Numerous parents today tend to be on the opposite ends of a long continuum when it comes to raising children. Some parents tend towards allowing their children plenty of leeway and little responsibility, believing that childhood should a time for endless fun experiences. Other parents believe in teaching numerous responsibilities from a young age, letting children take over much of the housework, cooking and lawn maintenance. However, your goal as a responsible yet loving parent should be to allow your children to be children while setting them up with several life skills that they can take with them through the rest of their lives. Ensure that you teach these skills to your children beginning in the preschool years and build on the concepts through the teen years.

Use Good Manners

Good manners can start from early toddlerhood when you teach your young child how to say please and thank you. You can expand on this in the preschool years by teaching your child how to share and how to give up his or her own things for the good of someone else. In elementary school, teach your child how to open doors for others, let someone else go first and address those in authority by their proper titles. The teen years provide numerous times when you can teach proper etiquette in writing, at the table and away from home. By modeling good manners yourself, you are providing the very best teaching. Children who model good manners will find themselves more readily accepted in jobs and social experiences later in life.

Manage Time Well

Children who know how to manage their time will most likely be successful in school and in their jobs later in life. They will more readily accept a challenge and will know how to organize their tasks into manageable groups. Young children can learn to do their homework or chores before they get to do something fun, and teenagers can learn how to hold down a part-time job while still having time for homework, friends and extracurricular activities. Not only can parents model this behavior themselves, but also they can teach children to follow a calendar, to start tasks early, not to take on too much and to do one task at a time.

Manage Money Well

Children who can manage their finances will grow into adults who are not saddled with debt or excessive spending habits. One of the best ways that parents can teach spending, saving and general budgeting is by giving children an allowance and keeping kids busy. Parents can have children of all ages set some money aside for savings, some for donating to a charitable cause and some for spending. In addition, teens should learn to stay busy and to earn money by taking on a part-time job. Savings can then be used later in life for college.

Stay Organized

If you teach your children to keep an organized room, they will have an easier time in seeing when they have too many things. This can teach them to be less attached to items and more attached to people and memories. Teach your children to store their most precious belongings carefully, to save only some of their favorite mementos or pieces of artwork and to dispose of broken items. You can also provide organized spaces for storing toys and books, such as decorative baskets, bookshelves and clear bins for blocks and other toys.

Take Care of the Home

Being able to take care of the inside and outside of the home will help children grow up to be responsible, handy adults who will be able to take care of a family and themselves.
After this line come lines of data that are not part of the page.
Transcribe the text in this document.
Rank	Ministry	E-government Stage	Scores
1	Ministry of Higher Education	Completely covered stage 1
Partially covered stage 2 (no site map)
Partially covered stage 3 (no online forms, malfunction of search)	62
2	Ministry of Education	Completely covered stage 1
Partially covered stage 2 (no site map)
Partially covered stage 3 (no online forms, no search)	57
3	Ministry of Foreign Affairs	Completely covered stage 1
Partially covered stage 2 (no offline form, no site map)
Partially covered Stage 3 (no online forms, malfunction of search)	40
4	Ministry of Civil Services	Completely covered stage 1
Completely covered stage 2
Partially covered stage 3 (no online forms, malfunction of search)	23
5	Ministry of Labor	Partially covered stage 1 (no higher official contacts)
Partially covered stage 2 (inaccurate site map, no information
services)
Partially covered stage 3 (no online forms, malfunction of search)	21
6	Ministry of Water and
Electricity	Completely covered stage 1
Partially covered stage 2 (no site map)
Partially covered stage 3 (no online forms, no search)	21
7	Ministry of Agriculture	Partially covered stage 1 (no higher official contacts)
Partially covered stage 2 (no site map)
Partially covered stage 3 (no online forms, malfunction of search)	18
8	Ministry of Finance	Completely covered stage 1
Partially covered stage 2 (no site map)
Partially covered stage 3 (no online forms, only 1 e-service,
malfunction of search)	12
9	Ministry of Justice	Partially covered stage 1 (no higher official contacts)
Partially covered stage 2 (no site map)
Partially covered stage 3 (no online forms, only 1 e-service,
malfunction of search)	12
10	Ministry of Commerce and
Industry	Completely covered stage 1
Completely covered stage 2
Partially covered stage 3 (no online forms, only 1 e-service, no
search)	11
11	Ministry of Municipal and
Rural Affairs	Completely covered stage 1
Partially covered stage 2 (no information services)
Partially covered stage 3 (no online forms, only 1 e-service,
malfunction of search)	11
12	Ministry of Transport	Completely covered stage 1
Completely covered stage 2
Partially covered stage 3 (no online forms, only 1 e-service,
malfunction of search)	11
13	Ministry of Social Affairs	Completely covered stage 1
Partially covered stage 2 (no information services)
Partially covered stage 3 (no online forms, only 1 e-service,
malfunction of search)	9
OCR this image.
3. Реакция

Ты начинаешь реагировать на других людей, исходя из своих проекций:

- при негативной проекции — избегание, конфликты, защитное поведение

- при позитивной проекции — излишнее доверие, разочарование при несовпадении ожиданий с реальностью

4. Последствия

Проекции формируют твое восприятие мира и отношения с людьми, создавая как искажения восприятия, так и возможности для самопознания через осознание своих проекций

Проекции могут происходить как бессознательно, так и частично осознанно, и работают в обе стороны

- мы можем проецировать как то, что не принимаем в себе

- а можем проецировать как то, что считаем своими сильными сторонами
Children of both genders can learn basic cooking skills even in elementary school and can help with the meal planning and grocery shopping. Other basic household tasks to teach your children include lawn care, basic car care, laundry and house cleaning. As your children get into their teenage years, their lists of responsibilities can grow along with their confidence levels in these tasks. Be sure that you teach the importance of having a good attitude while performing housework.

If you are busy with toddlers right now, you may think that you have plenty of time to teach these important skills and that you can put them off until another year. However, if you are a parent who has already had one or more children leave home, you know how quickly those years pass. Be sure to start at whatever stage you are currently in to build character qualities and skills in your children that you want to see them take to college, marriage and their own families someday.